From Bugzilla Helper: User-Agent: Mozilla/5.0 Galeon/1.2.5 (X11; Linux i686; U;) Gecko/20020809 Description of problem: When I type 'smb:' in the Nautilus location bar I get an error dialog that says 'Nautilus cannot display "smb:///".' If I reboot to (null) this works fine. This _was_ working in psyche for a while right after I had (fresh) installed. I have gnome-vfs2-extras-0.99.5-1 installed. I did a forced install of the Nautilus and gnome-vfs2* packages from (null), this did not help. I reinstalled the correct Nautilus and gnome-vfs2* packages and renamed my ~/.nautilus and ~/.gconf/apps/nautilus directories, still does not work. Version-Release number of selected component (if applicable): How reproducible: Always Steps to Reproduce: 1. start Nautilus 2. enter 'smb:' in the location bar 3. Actual Results: I get an error dialog that says 'Nautilus cannot display "smb:///".' Expected Results: Nautilus should display SMB shares. Additional info: nautilus-2.0.6-6 gnome-vfs2-2.0.2-5 gnome-vfs2-devel-2.0.2-5 gnome-vfs2-extras-0.99.5-1
Does smb://some_machine/ work? (where some_machine is the netbios name of some machine with smb exports on the local network)
Yes, it does work!
So it seems browsing is broken. Just to check, can you please try these: smb: smb:// smb:/// And write down exactly what the dialog tells you for each of them.

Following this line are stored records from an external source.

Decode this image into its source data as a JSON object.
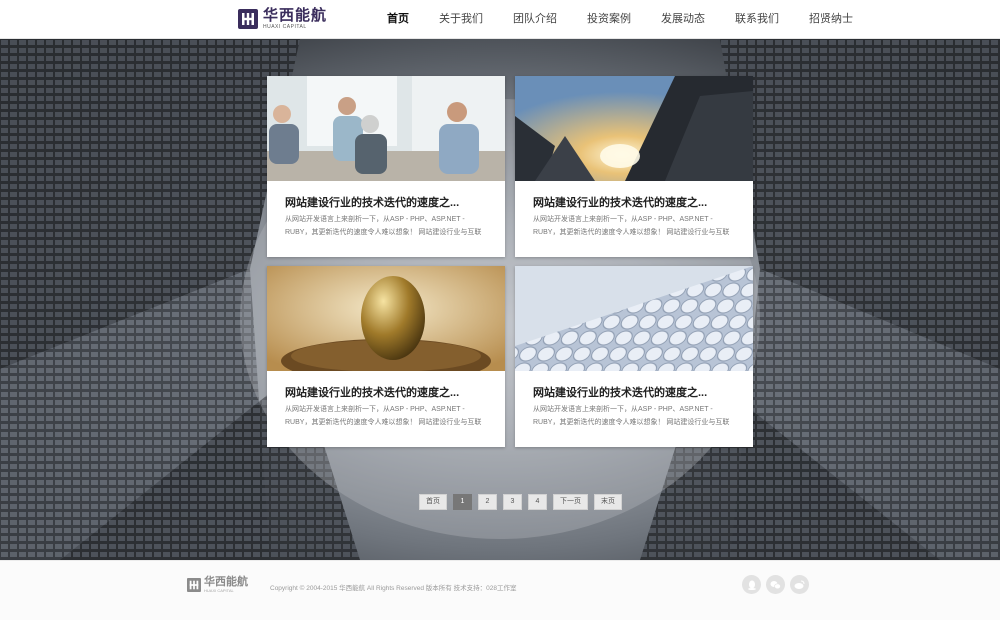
{
  "brand": {
    "name_cn": "华西能航",
    "name_en": "HUAXI CAPITAL"
  },
  "nav": {
    "items": [
      {
        "label": "首页",
        "active": true
      },
      {
        "label": "关于我们"
      },
      {
        "label": "团队介绍"
      },
      {
        "label": "投资案例"
      },
      {
        "label": "发展动态"
      },
      {
        "label": "联系我们"
      },
      {
        "label": "招贤纳士"
      }
    ]
  },
  "cards": [
    {
      "title": "网站建设行业的技术迭代的速度之...",
      "desc": "从网站开发语言上来剖析一下，从ASP - PHP、ASP.NET - RUBY，其更新迭代的速度令人难以想象！ 网站建设行业与互联",
      "image": "meeting-photo"
    },
    {
      "title": "网站建设行业的技术迭代的速度之...",
      "desc": "从网站开发语言上来剖析一下，从ASP - PHP、ASP.NET - RUBY，其更新迭代的速度令人难以想象！ 网站建设行业与互联",
      "image": "skyscraper-sunlight-photo"
    },
    {
      "title": "网站建设行业的技术迭代的速度之...",
      "desc": "从网站开发语言上来剖析一下，从ASP - PHP、ASP.NET - RUBY，其更新迭代的速度令人难以想象！ 网站建设行业与互联",
      "image": "golden-egg-nest-photo"
    },
    {
      "title": "网站建设行业的技术迭代的速度之...",
      "desc": "从网站开发语言上来剖析一下，从ASP - PHP、ASP.NET - RUBY，其更新迭代的速度令人难以想象！ 网站建设行业与互联",
      "image": "water-cube-facade-photo"
    }
  ],
  "pager": {
    "first": "首页",
    "pages": [
      "1",
      "2",
      "3",
      "4"
    ],
    "current": "1",
    "next": "下一页",
    "last": "末页"
  },
  "footer": {
    "copyright": "Copyright © 2004-2015 华西能航 All Rights Reserved 版本所有    技术支持：028工作室",
    "socials": [
      "qq-icon",
      "wechat-icon",
      "weibo-icon"
    ]
  },
  "colors": {
    "brand": "#3a2d5c",
    "header_bg": "#ffffff",
    "footer_bg": "#fbfbfb",
    "pager_active": "#777777"
  }
}
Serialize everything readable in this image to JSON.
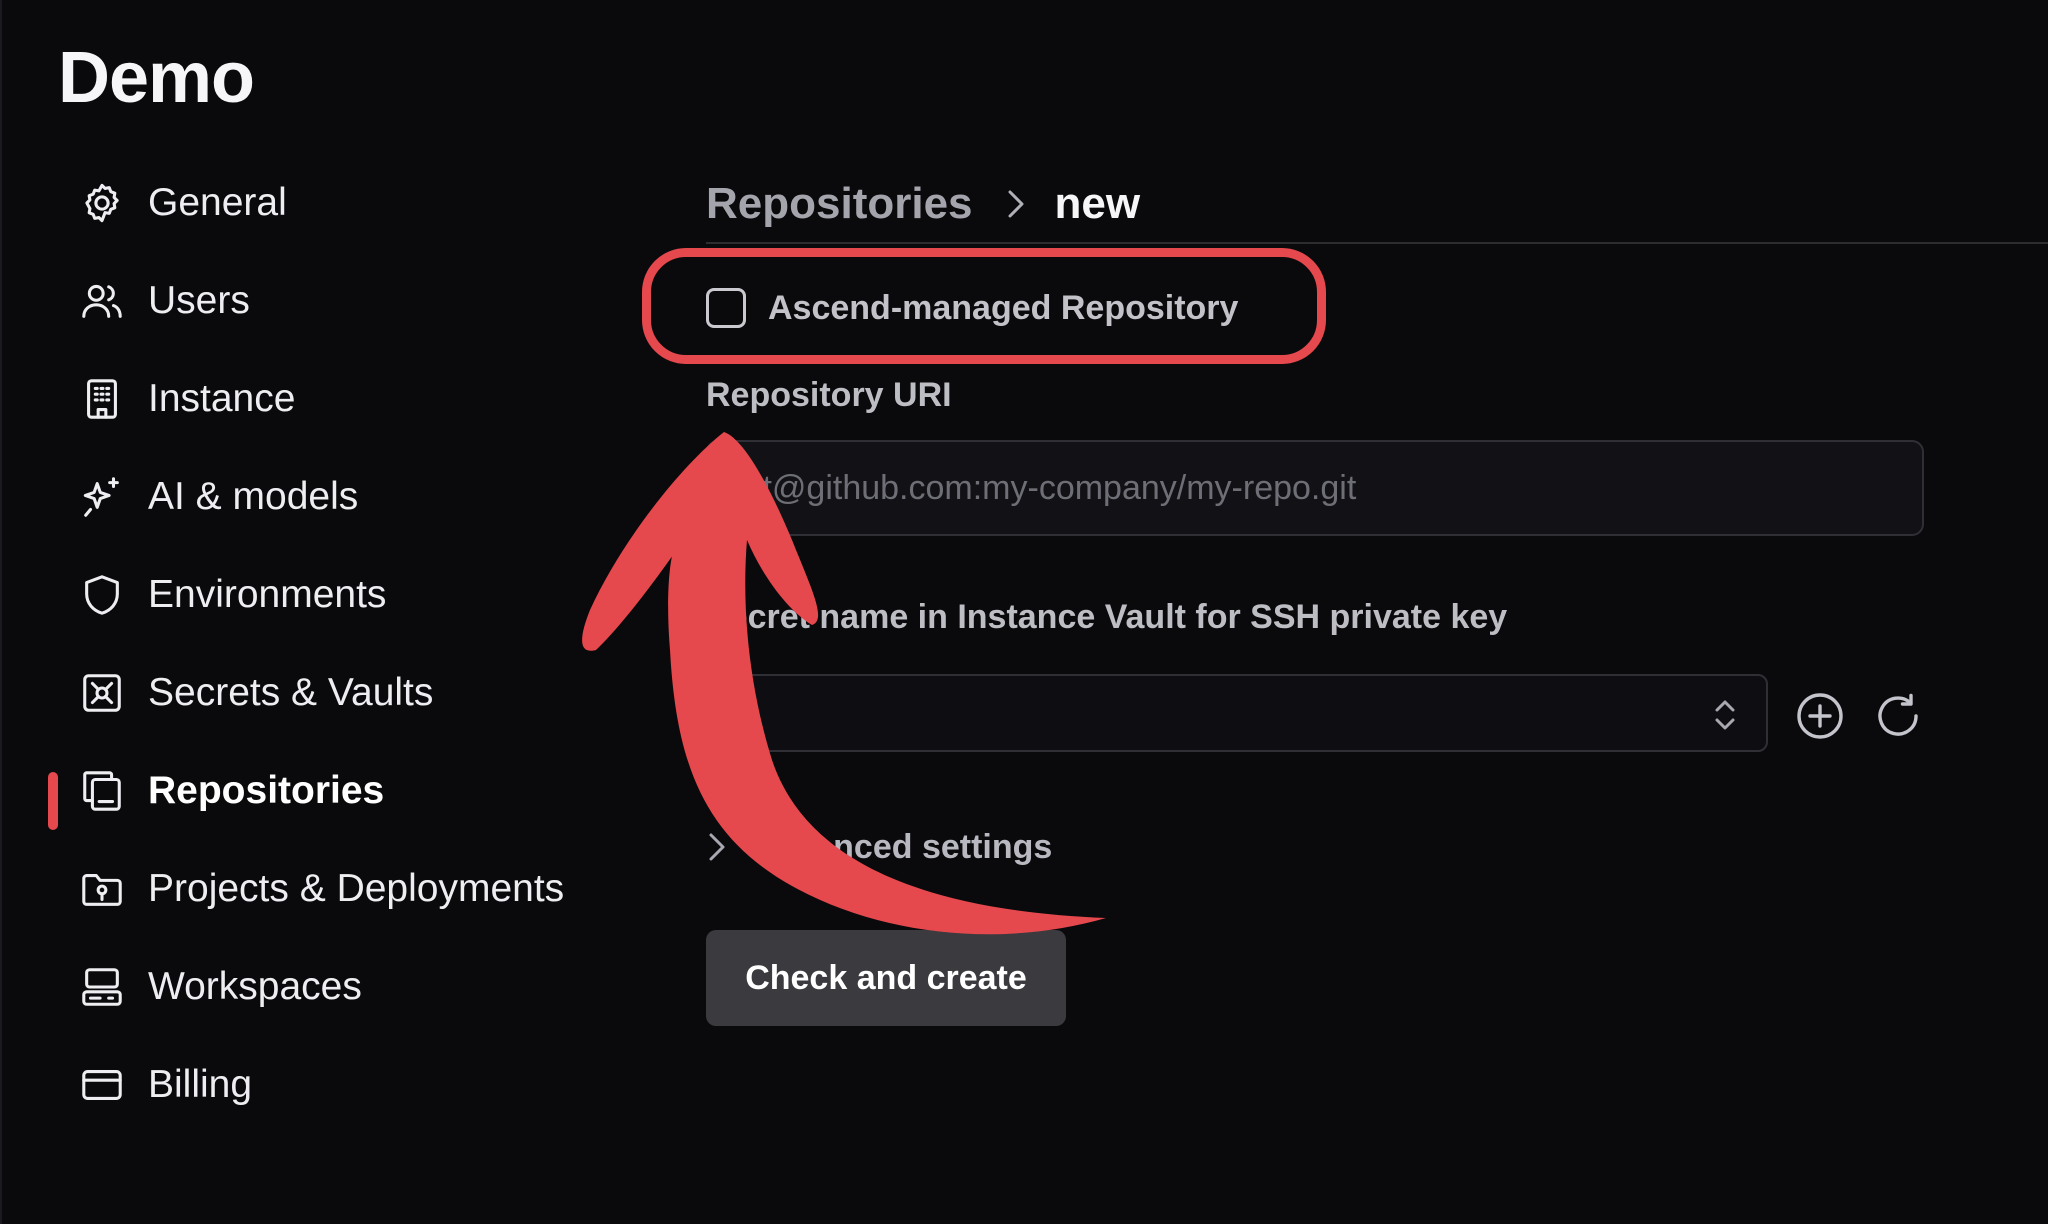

Now this is interesting.. smb: -> Nautilus cannot display "smb:///". smb:// -> Nautilus cannot display "smb:". smb:/// -> Nautilus cannot display "smb:///".
But it doesn't say "smb:///" is not a valid location. Please check the spelling and try again. which would have indicated that smb support wasn't found. So, something goes wrong while trying to browse the lan. strange.
Nope, I don't get any error messages about not being a valid location. This used to work, and reinstalling the packages did not fix it, so I think there's probably some configuration or state information squirrelled away somewhere that's messing it up. Any idea on where to start looking?
Other people who have seen this had a firewall set up that was in the way. Can you try: /sbin/service iptables stop /sbin/service ipchains stop as root, and then retry.
Stopping and restarting iptables worked. Thanks Alex!
Was there ever a solution to this? I am running Redhat 9 and I am encountering the exact same behavior.